Se escondía en el bisel de mis manos,
jugaba en un vaivén de palabras, tejía una telaraña, necesitaba aprisionar al
hombre de mil voces. Tecleaba un sueño de tintes agridulces con el aroma de un soneto
sabor a miel. Pasaba horas desplegando sus dedos en mis palmas, marcaba la
estrategia ideal que su víctima no podría resistir. Venía a mi cada noche,
torturaba mi mente sin descanso, susurraba a mis oídos las oraciones que
palpitaban entre mis sienes, aceleraban mi corazón, excitaban mi mente, lo que
me obligaba a escribir con frenesí hasta alcanzarme el alba. La negritud de mis
ojos frente al espejo reflejaba su rostro. Seguía ocultándose en las pupilas;
me sonrío. Estaba dominando mi voluntad: Yo también deseaba cazar al hombre de
mil voces. Casi terminaba aquellas
líneas que se extendían exquisitamente sobre la piel blanca del alcanforero,
precisaba hechizarlo con su esencia; cuando el hombre de mil voces tocó a mi
puerta. No era relevante el final de mi argumento sobre aquel escrito. Así que
apuré el paso para hacer entrar a mi presa. Ahí frente a mí, con ese aire
celestial, estaba éste, se le escapaba un arrullo de entre sus labios,
enrojecía apenado. Le hice pasar hasta la intimidad de mi sala, le indiqué sentarse
mientras regresaba con la composición preparada para él. Tomé
aquellas páginas con la euforia de una niña que va a recibir el regalo más
preciado, disimulando mi emoción se las entregué y comenzó a leer. Le ofrecí
una taza de té que no se negó aceptar. Pensé que repasaría aquellas líneas en
silencio, por si acaso, la bebida haría su efecto.

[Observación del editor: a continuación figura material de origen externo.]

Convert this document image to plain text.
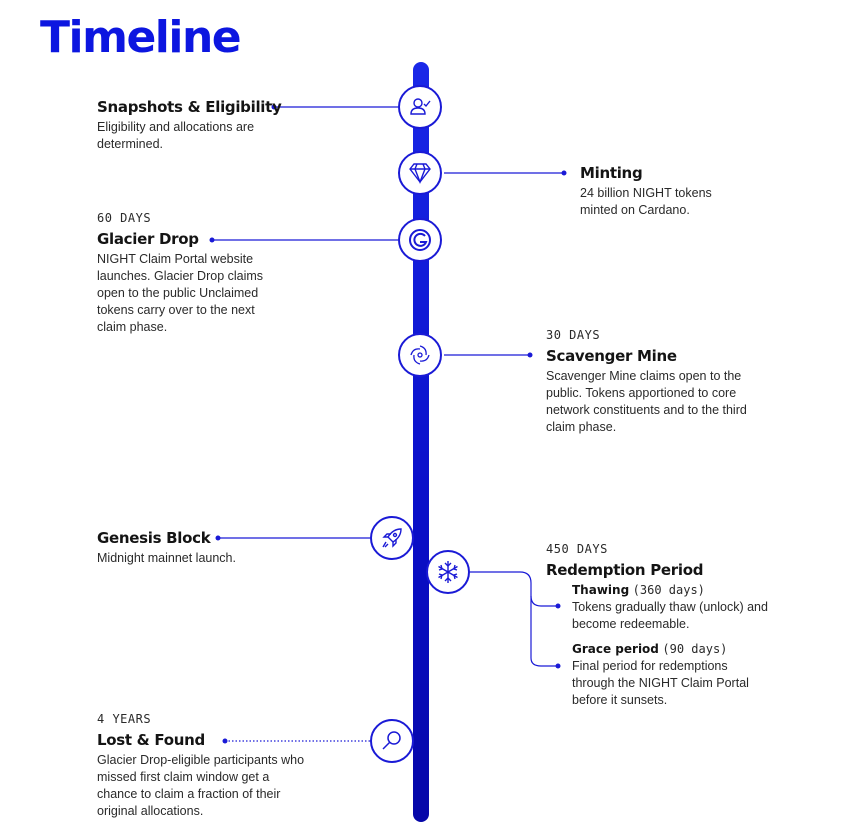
Timeline
Snapshots & Eligibility
Eligibility and allocations are determined.
Minting
24 billion NIGHT tokens minted on Cardano.
60 DAYS
Glacier Drop
NIGHT Claim Portal website launches. Glacier Drop claims open to the public Unclaimed tokens carry over to the next claim phase.
30 DAYS
Scavenger Mine
Scavenger Mine claims open to the public. Tokens apportioned to core network constituents and to the third claim phase.
Genesis Block
Midnight mainnet launch.
450 DAYS
Redemption Period
Thawing (360 days)
Tokens gradually thaw (unlock) and become redeemable.
Grace period (90 days)
Final period for redemptions through the NIGHT Claim Portal before it sunsets.
4 YEARS
Lost & Found
Glacier Drop-eligible participants who missed first claim window get a chance to claim a fraction of their original allocations.
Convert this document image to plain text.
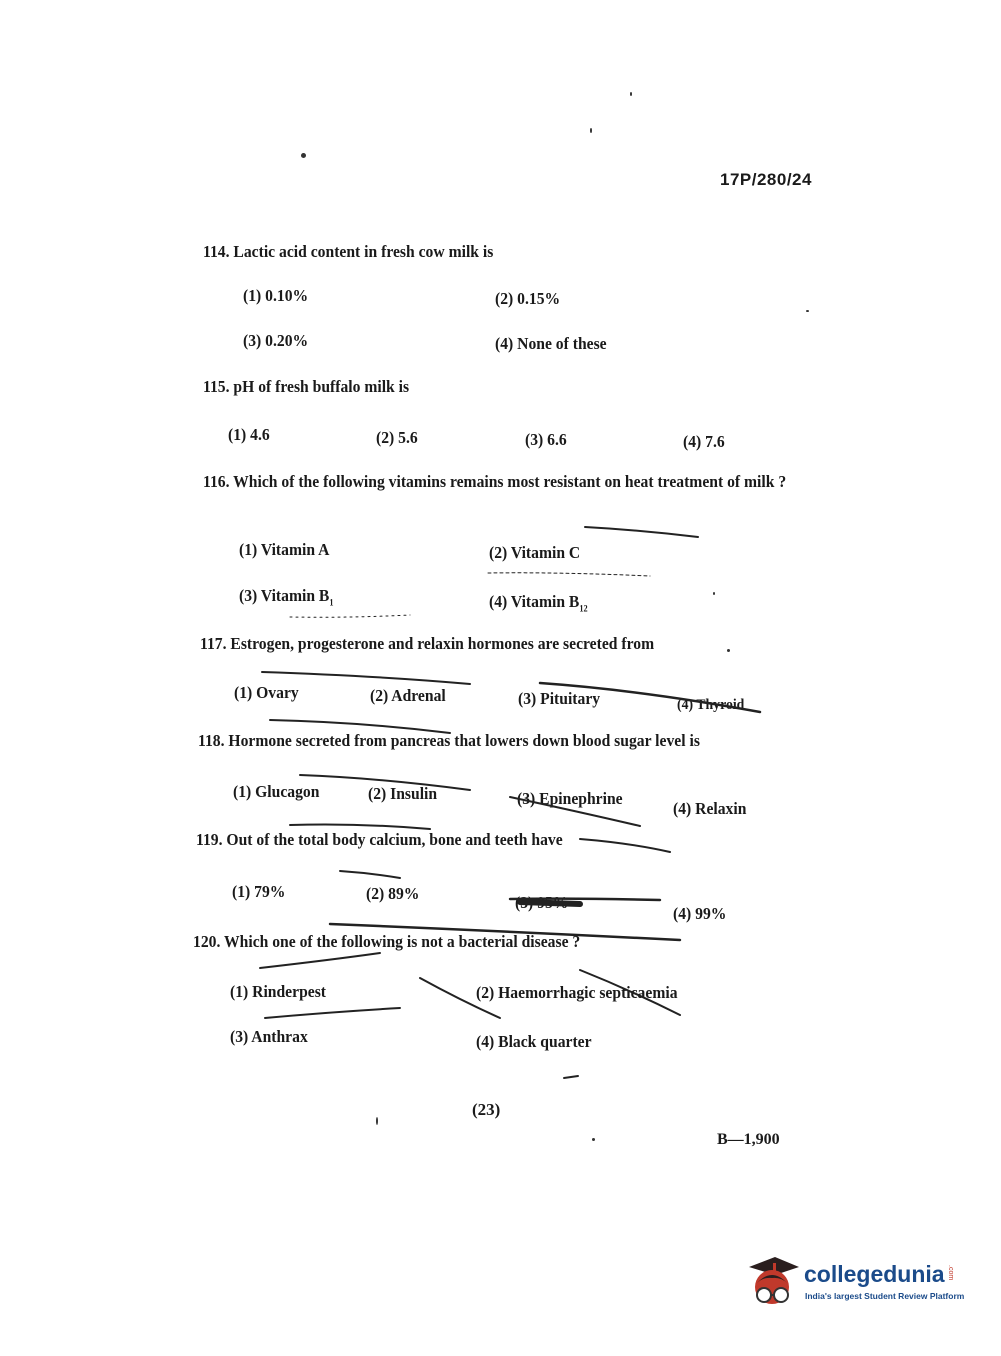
17P/280/24
114. Lactic acid content in fresh cow milk is
(1) 0.10%	(2) 0.15%
(3) 0.20%	(4) None of these
115. pH of fresh buffalo milk is
(1) 4.6	(2) 5.6	(3) 6.6	(4) 7.6
116. Which of the following vitamins remains most resistant on heat treatment of milk ?
(1) Vitamin A	(2) Vitamin C
(3) Vitamin $B_1$	(4) Vitamin $B_{12}$
117. Estrogen, progesterone and relaxin hormones are secreted from
(1) Ovary	(2) Adrenal	(3) Pituitary	(4) Thyroid
118. Hormone secreted from pancreas that lowers down blood sugar level is
(1) Glucagon	(2) Insulin	(3) Epinephrine
(4) Relaxin
119. Out of the total body calcium, bone and teeth have
(1) 79%	(2) 89%	(3) 95%
(4) 99%
120. Which one of the following is not a bacterial disease ?
(1) Rinderpest	(2) Haemorrhagic septicaemia
(3) Anthrax	(4) Black quarter
(23)
B—1,900
collegedunia .com
India's largest Student Review Platform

Cursaron suficiente las manecillas del reloj
frente a nosotros, cuando surgió su metamorfosis, primero su voz mutaba en diversos matices, semejante
a una melodía de colores tornasol, después su cuerpo se multiplicó en una
complejidad de aves. Desde entonces, un
ruiseñor canta en el borde de mi ventana.